Muitas pessoas com deficiência são friamente eliminadas da possibilidade de uma participação ativa na sociedade, em razão de obstáculos materiais que, à propósito, já deviam ter sido eliminados por força do disposto nos arts. 227, §2º, e 244, da CF/88, art. 2º, V, ‘a’, da Lei n.º 7.853, de 24/10/89, bem como a Lei n.º 10.098, de 19/12/2000, que trata especificamente da questão, estabelecendo normas gerais e critérios básicos para a promoção da acessibilidade das pessoas com deficiência de mobilidade reduzida, determinando a supressão de barreiras e obstáculos nas vias e espaços públicos, no mobiliário urbano, na construção, na reforma de edifícios, nos meios de transporte e de comunicação.

No ambiente de trabalho, através de uma aplicação mais ampla dos princípios ergonômicos, é possível a adaptação, a um custo reduzido, do local de trabalho, das ferramentas, do maquinário e do material, ajudando a aumentar as oportunidades de emprego para as pessoas com deficiência. Em outros casos, sequer isso é necessário, eis que essas pessoas se superam e desenvolvem formas diferenciadas de exercerem suas funções, sem necessidade alguma de modificação do posto de trabalho e sem que haja constatação de queda na produção.

Por fim, merece destaque a Convenção Internacional sobre os Direitos das Pessoas com Deficiência, documento elaborado em agosto deste ano, em Nova Iorque, nas Nações Unidas, após cinco anos de negociações, entre 192 países (cerca de 200 representantes de delegações governamentais e 800 representantes de ONGs). Este é o primeiro tratado aprovado na área de direitos humanos do século XXI.

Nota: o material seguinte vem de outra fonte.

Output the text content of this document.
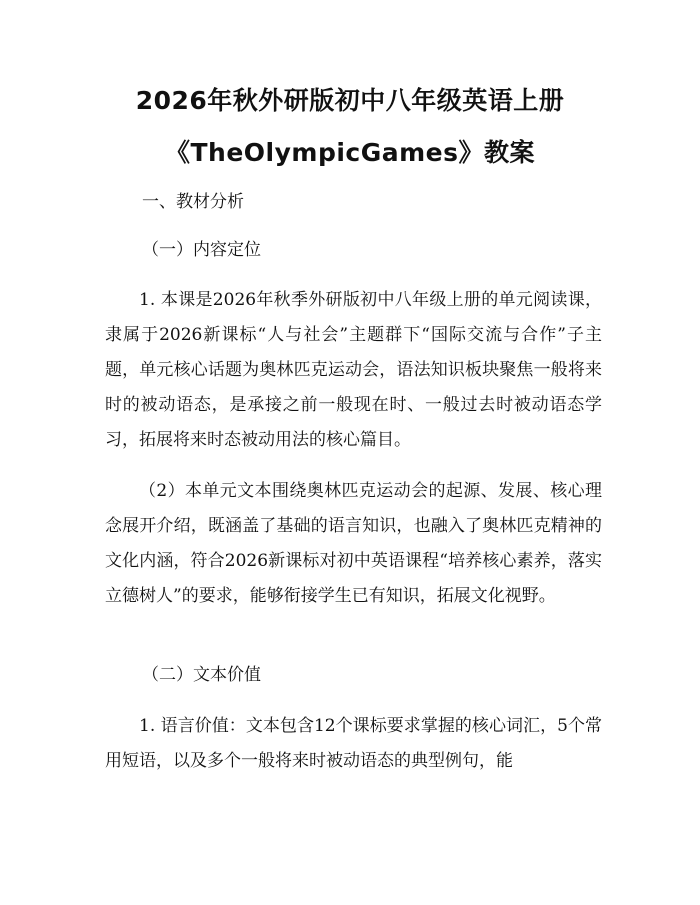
2026年秋外研版初中八年级英语上册
《TheOlympicGames》教案

一、教材分析

（一）内容定位

1. 本课是2026年秋季外研版初中八年级上册的单元阅读课，隶属于2026新课标“人与社会”主题群下“国际交流与合作”子主题，单元核心话题为奥林匹克运动会，语法知识板块聚焦一般将来时的被动语态，是承接之前一般现在时、一般过去时被动语态学习，拓展将来时态被动用法的核心篇目。

（2）本单元文本围绕奥林匹克运动会的起源、发展、核心理念展开介绍，既涵盖了基础的语言知识，也融入了奥林匹克精神的文化内涵，符合2026新课标对初中英语课程“培养核心素养，落实立德树人”的要求，能够衔接学生已有知识，拓展文化视野。

（二）文本价值

1. 语言价值：文本包含12个课标要求掌握的核心词汇，5个常用短语，以及多个一般将来时被动语态的典型例句，能
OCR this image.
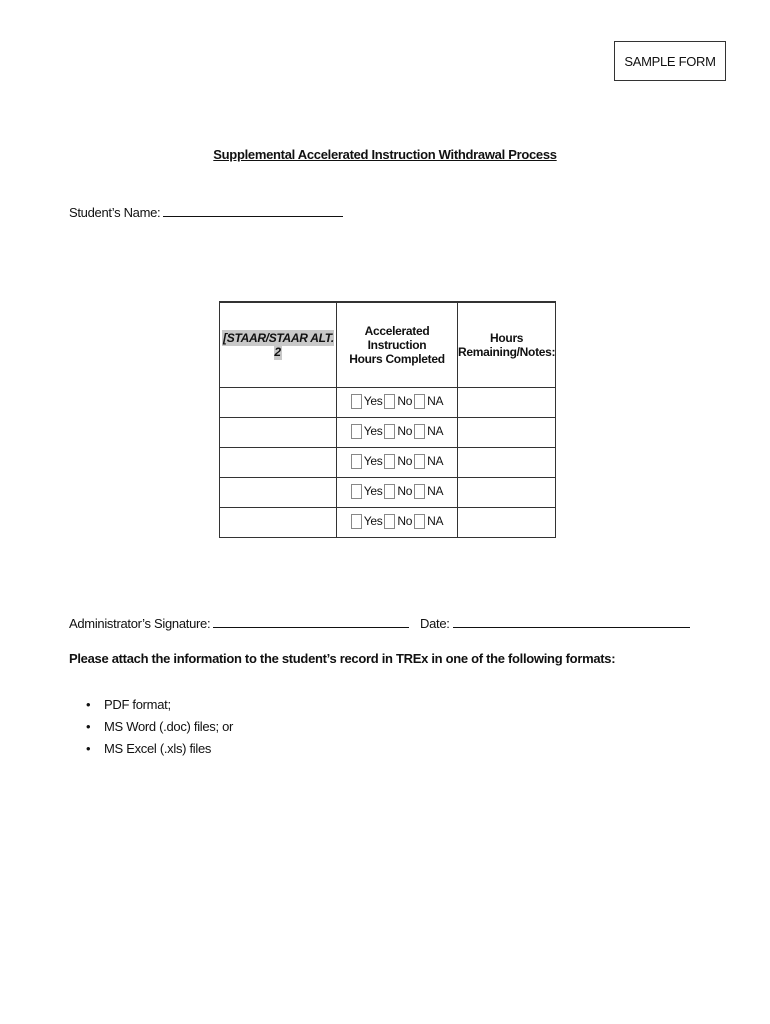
SAMPLE FORM
Supplemental Accelerated Instruction Withdrawal Process
Student’s Name:
[STAAR/STAAR ALT. 2	Accelerated Instruction
Hours Completed	Hours
Remaining/Notes:

	Yes No NA	

	Yes No NA	

	Yes No NA	

	Yes No NA	

	Yes No NA	

Administrator’s Signature:	Date:
Please attach the information to the student’s record in TREx in one of the following formats:
• PDF format;
• MS Word (.doc) files; or
• MS Excel (.xls) files
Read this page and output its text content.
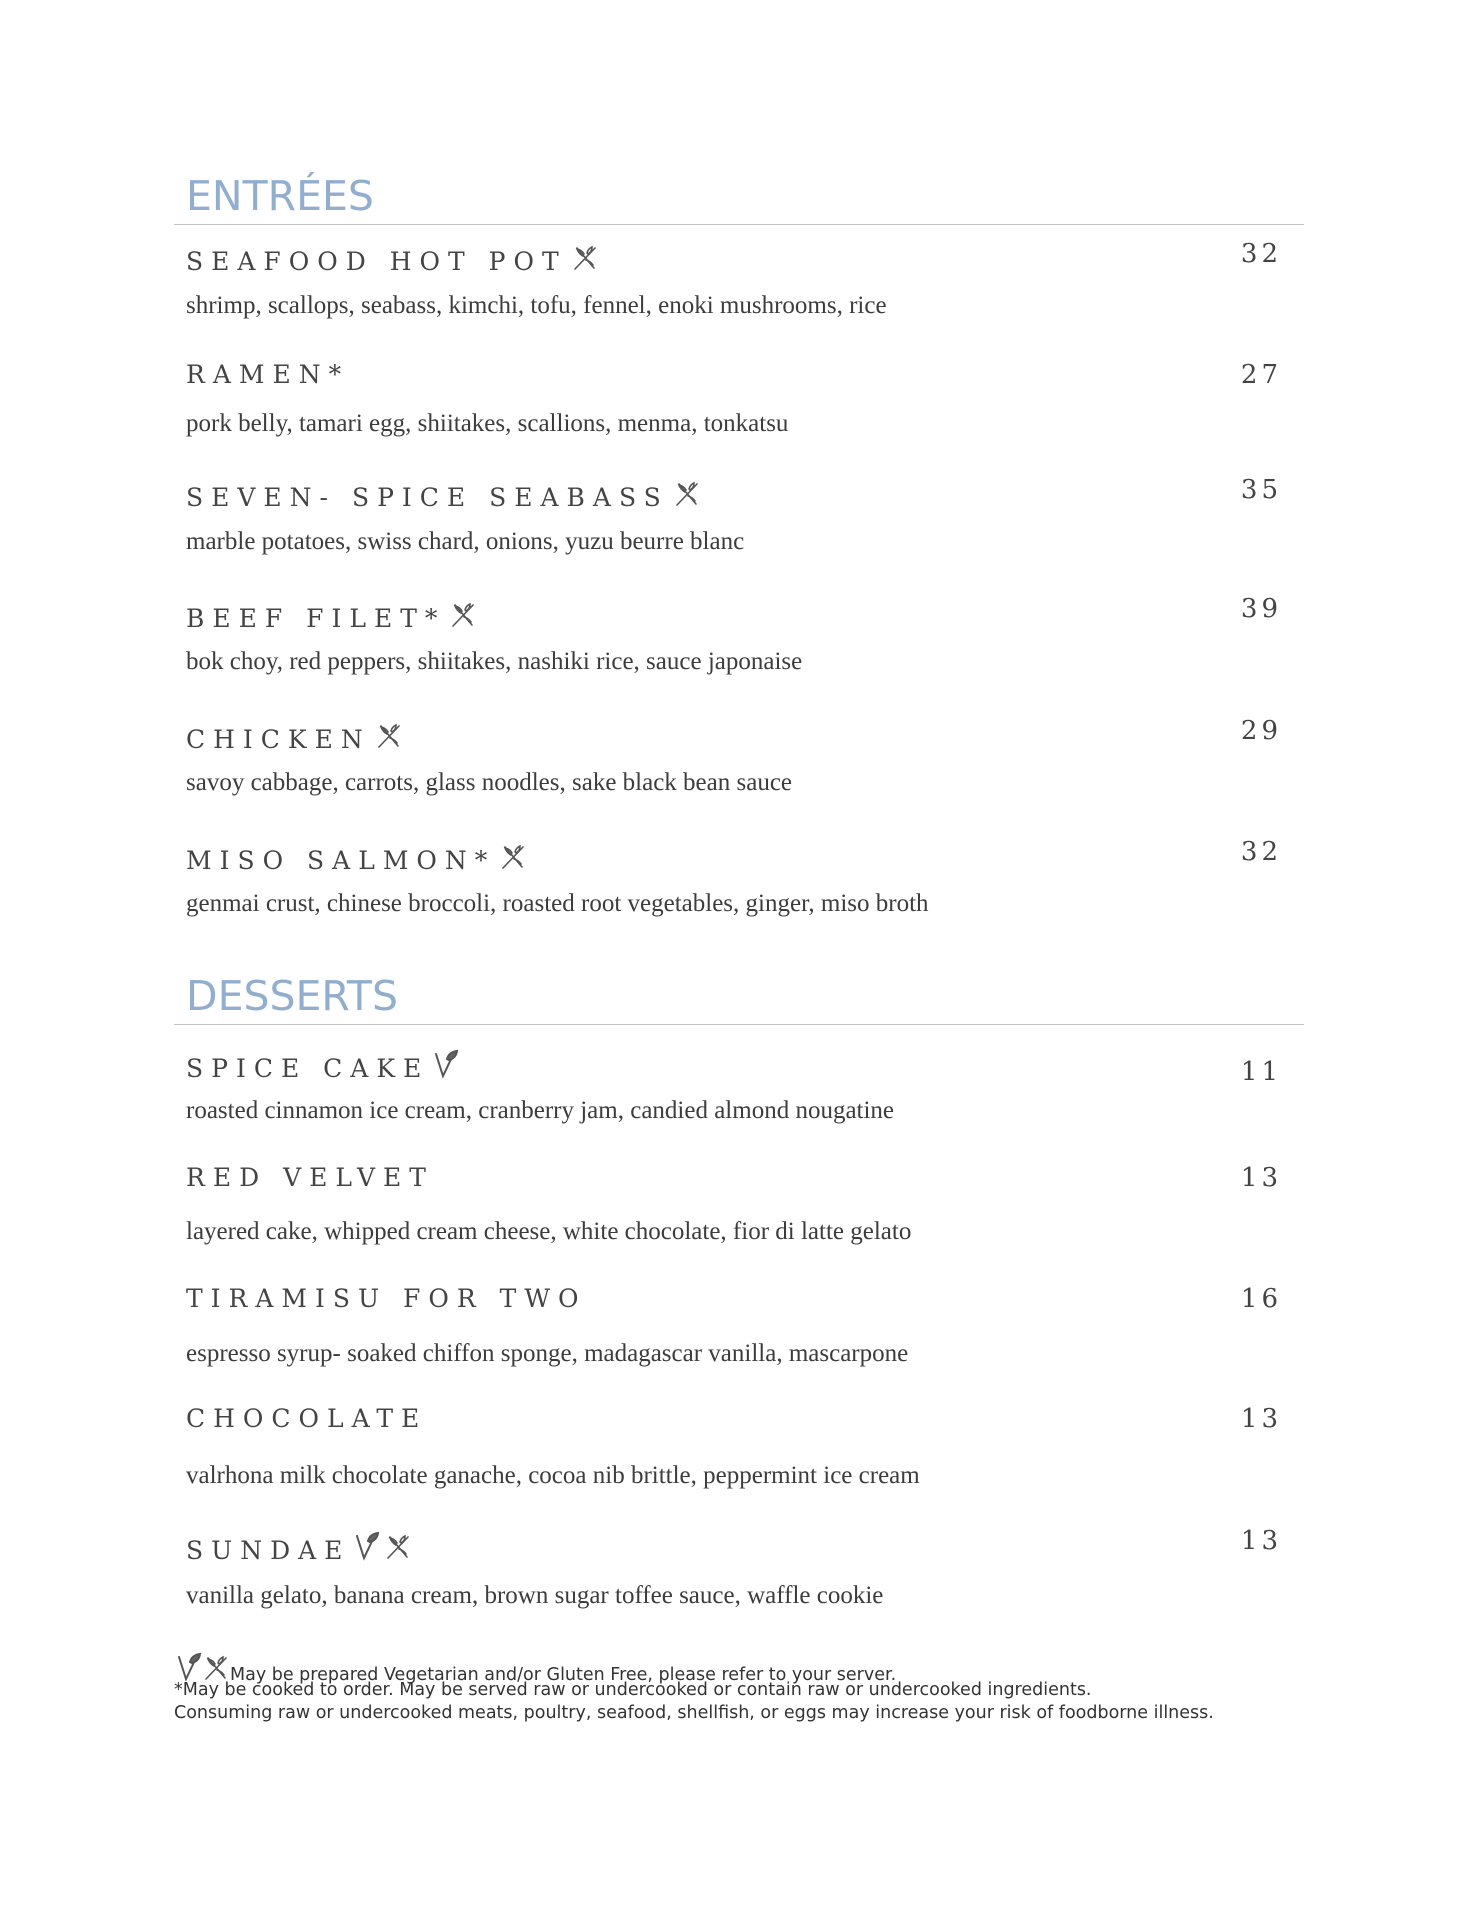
ENTRÉES
SEAFOOD HOT POT	32
shrimp, scallops, seabass, kimchi, tofu, fennel, enoki mushrooms, rice
RAMEN*	27
pork belly, tamari egg, shiitakes, scallions, menma, tonkatsu
SEVEN- SPICE SEABASS	35
marble potatoes, swiss chard, onions, yuzu beurre blanc
BEEF FILET*	39
bok choy, red peppers, shiitakes, nashiki rice, sauce japonaise
CHICKEN	29
savoy cabbage, carrots, glass noodles, sake black bean sauce
MISO SALMON*	32
genmai crust, chinese broccoli, roasted root vegetables, ginger, miso broth
DESSERTS
SPICE CAKE	11
roasted cinnamon ice cream, cranberry jam, candied almond nougatine
RED VELVET	13
layered cake, whipped cream cheese, white chocolate, fior di latte gelato
TIRAMISU FOR TWO	16
espresso syrup- soaked chiffon sponge, madagascar vanilla, mascarpone
CHOCOLATE	13
valrhona milk chocolate ganache, cocoa nib brittle, peppermint ice cream
SUNDAE	13
vanilla gelato, banana cream, brown sugar toffee sauce, waffle cookie

May be prepared Vegetarian and/or Gluten Free, please refer to your server.

*May be cooked to order. May be served raw or undercooked or contain raw or undercooked ingredients.

Consuming raw or undercooked meats, poultry, seafood, shellfish, or eggs may increase your risk of foodborne illness.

A convenção é composta de 42 artigos. Com exceção de um artigo, que foi a votação (o artigo sobre situações de risco. Dos 115 países presentes na hora da votação, 102 votaram a favor e 8 se abstiveram. Apenas 5 votaram contra) os demais foram fruto de negociação, o que demonstra a maturidade das civilizações em relação ao reconhecimento dos direitos das pessoas com deficiência. Agora, o documento será revisto por juristas e traduzido nas línguas oficiais da ONU, para aprovação em Assembléia Geral e posterior ratificação pelos países.

Basicamente, não foram garantidos novos direitos, mas reafirmados e esmiuçados os já existentes. Foram estabelecidos três pilares fundamentais: 1) proibição de todo tipo de discriminação (direta e indireta); 2) adoção de políticas ativas (discriminação positiva); e, 3) participação das pessoas com deficiência (por meio de suas associações representativas), nos processos de definição, planejamento, execução, supervisão das políticas que lhe digam respeito.

Demais disso, dá destaque as seguintes questões: 1) garantia da capacidade legal à pessoa com deficiência (que se torne possível às pessoas com deficiência expressarem suas necessidades pessoalmente, e não fazê-lo por meio de curador); 2) proibição de tratamentos forçados, sendo considerada violência contra os direitos humanos das pessoas com deficiência os tratamentos, a administração de medicações e a submissão a esterilização sem o seu consentimento; 3) cronograma razoável para a superação das barreiras arquitetônicas; 4) educação inclusiva, com as necessárias mudanças no sistema educacional geral; 5) necessidade de visibilidade do indígena com deficiência (ou pessoas que vivem em zona rural ou lugar ermo); e, 6) o reconhecimento de que mulheres e crianças com deficiência enfrentam barreiras adicionais (discriminação múltipla, pois são mais vulneráveis a violência doméstica e às situações de risco).

Ah, meus queridos, eu estou fazendo o curso de LIBRAS, a Linguagem Brasileira de Sinais! Ao contrário do que parece, é muito fácil aprender. Diria, mesmo, divertido! As associações e entidades representativas de pessoas com deficiência, em geral, oferecem o curso gratuitamente. Se tiverem um tempinho, vale a pena, viu?

Algum de vocês já viu o hino nacional em linguagem de sinais? É lindo de arrepiar!!!